In other words, these
guys charge beaucoup bucks -- likely $2,000-$3,000 an hour.
Who paid for these
attorneys?
It sure wasn’t
Freeman.
After all, when
Freeman's wife appeared in court during Freeman's criminal trial, she was
assigned a Public Defender because she couldn’t afford a private attorney.
So who paid Freeman’s
legal bills?
Here’s what Tasty’s
source says:
When Freeman was
first indicted on multiple criminal charges, a clutch of nervous SEIU officials met with him to discuss his options.
Option #1: Freeman
could try to beat the rap by pointing the finger at the higher-up SEIU
officials who were apparently complicit in the crimes.
‘But don’t do that,’
argued the SEIU officials. ‘We’ll offer you a better option: SEIU will hire you the
best attorneys in the whole damn country and we guarantee you’ll never see a
day of jail time. But you can't implicate any of us.’
Of course, we all
know that Freeman chose Option #2. And that’s why, during the trial, he never ratted
out the SEIU higher-ups who, after all, were paying for his lawyers.
In the end, SEIU
officials didn’t come through with their end of the deal -- their fancy
attorneys didn’t keep Freeman out of jail.
Freeman has
gotta feel burnt by his SEIU handlers, right?
Which leads Tasty to
wonder whether SEIU officials might now be slipping him some hush money, given that
Freeman has stayed silent even after getting out of jail.
Although Tasty’s source
has provided answers to some of the long-standing mysteries, others remain unanswered:
Andy Stern, SEIU |
- How much money did SEIU officials pay for Freeman’s defense and appeal?

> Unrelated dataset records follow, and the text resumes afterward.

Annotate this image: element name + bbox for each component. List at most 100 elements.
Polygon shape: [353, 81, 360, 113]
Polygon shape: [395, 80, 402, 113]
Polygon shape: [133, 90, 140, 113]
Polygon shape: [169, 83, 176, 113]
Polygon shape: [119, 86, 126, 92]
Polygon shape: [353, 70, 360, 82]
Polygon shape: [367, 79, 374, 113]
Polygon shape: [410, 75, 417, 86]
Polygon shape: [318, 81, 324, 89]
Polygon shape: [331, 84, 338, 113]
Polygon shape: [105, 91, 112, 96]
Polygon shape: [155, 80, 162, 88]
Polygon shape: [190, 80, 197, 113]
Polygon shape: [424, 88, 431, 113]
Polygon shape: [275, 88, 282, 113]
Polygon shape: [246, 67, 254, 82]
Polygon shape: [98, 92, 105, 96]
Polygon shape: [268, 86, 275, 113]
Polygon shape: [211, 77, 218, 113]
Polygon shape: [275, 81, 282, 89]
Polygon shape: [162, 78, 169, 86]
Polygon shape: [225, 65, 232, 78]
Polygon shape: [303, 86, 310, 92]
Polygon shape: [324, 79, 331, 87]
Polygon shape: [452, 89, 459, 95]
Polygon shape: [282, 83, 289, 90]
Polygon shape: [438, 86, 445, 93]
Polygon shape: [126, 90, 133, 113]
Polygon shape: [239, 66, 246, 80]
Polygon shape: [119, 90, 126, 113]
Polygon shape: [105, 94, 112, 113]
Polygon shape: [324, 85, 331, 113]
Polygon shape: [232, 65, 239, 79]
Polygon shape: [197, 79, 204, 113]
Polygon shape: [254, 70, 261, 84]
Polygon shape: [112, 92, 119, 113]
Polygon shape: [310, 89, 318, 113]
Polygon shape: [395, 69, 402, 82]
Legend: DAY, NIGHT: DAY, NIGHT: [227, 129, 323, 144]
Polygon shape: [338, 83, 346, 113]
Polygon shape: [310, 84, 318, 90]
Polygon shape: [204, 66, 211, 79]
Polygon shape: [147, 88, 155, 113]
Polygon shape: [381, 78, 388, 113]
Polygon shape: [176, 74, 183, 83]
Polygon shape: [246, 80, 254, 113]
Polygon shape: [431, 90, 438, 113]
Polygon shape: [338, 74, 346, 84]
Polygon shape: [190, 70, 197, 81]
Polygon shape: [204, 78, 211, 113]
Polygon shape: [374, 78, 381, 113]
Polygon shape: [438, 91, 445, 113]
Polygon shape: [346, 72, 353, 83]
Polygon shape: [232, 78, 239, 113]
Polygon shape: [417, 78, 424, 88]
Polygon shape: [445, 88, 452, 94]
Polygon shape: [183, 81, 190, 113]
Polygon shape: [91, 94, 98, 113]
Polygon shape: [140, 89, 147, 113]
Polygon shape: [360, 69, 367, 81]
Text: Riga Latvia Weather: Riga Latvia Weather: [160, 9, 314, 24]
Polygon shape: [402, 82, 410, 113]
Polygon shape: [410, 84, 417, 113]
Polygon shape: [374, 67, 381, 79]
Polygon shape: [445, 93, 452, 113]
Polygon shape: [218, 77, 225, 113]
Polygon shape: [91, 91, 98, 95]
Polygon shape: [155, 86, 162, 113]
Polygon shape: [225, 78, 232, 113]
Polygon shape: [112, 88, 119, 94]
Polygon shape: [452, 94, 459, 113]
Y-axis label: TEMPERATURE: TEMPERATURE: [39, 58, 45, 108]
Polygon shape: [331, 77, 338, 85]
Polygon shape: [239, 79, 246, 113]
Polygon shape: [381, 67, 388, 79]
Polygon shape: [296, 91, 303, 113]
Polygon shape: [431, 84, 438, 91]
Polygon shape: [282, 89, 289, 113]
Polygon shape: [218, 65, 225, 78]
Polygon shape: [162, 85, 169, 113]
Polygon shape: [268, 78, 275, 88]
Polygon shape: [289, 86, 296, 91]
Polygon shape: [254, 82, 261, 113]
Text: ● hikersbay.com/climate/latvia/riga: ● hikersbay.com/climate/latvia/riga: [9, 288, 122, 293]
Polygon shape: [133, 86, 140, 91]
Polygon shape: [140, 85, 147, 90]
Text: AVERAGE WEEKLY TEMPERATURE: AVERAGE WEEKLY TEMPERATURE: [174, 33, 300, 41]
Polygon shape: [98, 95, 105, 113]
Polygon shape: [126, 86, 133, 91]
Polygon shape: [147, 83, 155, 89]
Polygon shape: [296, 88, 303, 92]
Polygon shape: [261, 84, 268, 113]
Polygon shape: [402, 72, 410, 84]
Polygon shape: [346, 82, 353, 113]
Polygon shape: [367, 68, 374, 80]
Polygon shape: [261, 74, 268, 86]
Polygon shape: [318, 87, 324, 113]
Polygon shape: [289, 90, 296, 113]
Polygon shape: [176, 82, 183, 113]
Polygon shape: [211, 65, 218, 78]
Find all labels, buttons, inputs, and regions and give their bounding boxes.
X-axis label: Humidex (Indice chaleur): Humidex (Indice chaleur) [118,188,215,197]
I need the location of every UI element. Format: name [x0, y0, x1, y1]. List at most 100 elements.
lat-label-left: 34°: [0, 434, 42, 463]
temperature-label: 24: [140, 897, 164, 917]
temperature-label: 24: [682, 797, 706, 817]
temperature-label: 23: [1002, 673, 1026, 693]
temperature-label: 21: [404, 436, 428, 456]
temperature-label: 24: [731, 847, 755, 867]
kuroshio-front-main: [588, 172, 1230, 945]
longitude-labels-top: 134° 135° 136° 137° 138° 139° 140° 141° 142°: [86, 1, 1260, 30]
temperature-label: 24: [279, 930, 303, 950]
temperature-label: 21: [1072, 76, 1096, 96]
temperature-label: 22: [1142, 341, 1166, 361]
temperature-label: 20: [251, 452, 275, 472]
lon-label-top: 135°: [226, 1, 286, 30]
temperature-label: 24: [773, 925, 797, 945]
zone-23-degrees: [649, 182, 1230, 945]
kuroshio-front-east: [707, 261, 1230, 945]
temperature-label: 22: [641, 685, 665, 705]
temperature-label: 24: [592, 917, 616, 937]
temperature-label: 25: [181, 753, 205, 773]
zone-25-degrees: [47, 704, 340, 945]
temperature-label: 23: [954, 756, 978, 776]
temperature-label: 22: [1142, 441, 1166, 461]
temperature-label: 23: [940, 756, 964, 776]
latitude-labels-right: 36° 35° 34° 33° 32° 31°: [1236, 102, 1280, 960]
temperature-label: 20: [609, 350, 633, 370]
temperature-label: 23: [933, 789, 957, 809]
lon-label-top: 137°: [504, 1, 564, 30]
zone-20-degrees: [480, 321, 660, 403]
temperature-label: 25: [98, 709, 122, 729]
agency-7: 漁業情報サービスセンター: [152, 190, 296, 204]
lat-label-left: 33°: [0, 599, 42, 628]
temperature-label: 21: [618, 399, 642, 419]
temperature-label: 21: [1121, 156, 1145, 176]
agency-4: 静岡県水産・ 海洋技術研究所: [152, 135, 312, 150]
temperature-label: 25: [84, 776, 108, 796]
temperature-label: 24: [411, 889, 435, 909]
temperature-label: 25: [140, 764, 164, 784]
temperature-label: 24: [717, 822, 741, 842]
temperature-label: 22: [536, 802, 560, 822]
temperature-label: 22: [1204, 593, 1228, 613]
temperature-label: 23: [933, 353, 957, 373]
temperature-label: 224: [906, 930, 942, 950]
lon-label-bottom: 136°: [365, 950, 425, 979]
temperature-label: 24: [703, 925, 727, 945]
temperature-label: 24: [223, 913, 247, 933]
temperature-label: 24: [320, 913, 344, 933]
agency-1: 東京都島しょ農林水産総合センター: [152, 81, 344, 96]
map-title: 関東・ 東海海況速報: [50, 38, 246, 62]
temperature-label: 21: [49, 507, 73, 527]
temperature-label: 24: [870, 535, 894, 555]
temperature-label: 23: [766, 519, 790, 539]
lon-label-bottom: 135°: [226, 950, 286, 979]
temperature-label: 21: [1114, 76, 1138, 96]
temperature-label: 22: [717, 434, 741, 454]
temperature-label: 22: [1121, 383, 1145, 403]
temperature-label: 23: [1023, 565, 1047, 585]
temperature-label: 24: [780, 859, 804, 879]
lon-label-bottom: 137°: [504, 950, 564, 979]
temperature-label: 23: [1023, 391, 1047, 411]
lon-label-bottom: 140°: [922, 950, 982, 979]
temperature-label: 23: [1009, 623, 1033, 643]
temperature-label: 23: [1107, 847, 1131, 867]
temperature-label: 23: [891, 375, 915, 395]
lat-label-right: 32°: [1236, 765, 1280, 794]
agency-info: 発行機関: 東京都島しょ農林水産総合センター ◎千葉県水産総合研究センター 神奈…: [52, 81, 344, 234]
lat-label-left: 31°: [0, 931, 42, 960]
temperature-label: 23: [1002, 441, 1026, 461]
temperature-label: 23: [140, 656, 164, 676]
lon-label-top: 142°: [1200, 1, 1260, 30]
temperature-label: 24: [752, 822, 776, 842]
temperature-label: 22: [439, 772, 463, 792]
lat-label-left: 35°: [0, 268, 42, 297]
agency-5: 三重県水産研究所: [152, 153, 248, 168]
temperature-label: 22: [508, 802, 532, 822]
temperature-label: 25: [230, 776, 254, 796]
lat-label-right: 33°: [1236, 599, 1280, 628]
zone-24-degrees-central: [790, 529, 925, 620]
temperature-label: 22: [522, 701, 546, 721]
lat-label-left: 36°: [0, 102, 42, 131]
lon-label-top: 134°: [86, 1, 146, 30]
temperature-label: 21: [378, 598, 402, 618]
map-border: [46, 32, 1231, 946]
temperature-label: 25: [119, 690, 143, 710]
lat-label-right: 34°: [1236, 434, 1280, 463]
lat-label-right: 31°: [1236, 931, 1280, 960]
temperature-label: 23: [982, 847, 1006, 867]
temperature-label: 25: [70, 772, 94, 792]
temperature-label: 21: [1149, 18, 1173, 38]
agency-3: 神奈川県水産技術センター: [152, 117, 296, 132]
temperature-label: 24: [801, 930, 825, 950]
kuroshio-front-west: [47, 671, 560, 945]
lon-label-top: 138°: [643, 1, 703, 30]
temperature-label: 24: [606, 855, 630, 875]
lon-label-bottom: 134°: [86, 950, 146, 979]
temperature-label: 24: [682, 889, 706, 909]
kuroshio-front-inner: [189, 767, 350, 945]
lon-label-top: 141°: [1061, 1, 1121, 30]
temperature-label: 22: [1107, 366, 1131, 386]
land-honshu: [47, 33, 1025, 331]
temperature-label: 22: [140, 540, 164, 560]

- After the Los Angeles Times outed Freeman's corruption scandal, SEIU officials publicly condemned Freeman for stealing from low-paid SEIU members. Why did SEIU officials turn around and secretly fund his criminal defense for crimes committed against SEIU's own members? Isn't this proof that SEIU higher-ups are implicated in Freeman's crimes? After all, why else would they have funded his defense against stealing money from SEIU members?
- Who authorized SEIU's payments to Freeman's attorneys? What role did Andy Stern, Anna Burger and Mary Kay Henry play?
- Will Freeman tell his story to the public?
- Or is SEIU currently paying hush money to keep Freeman silent?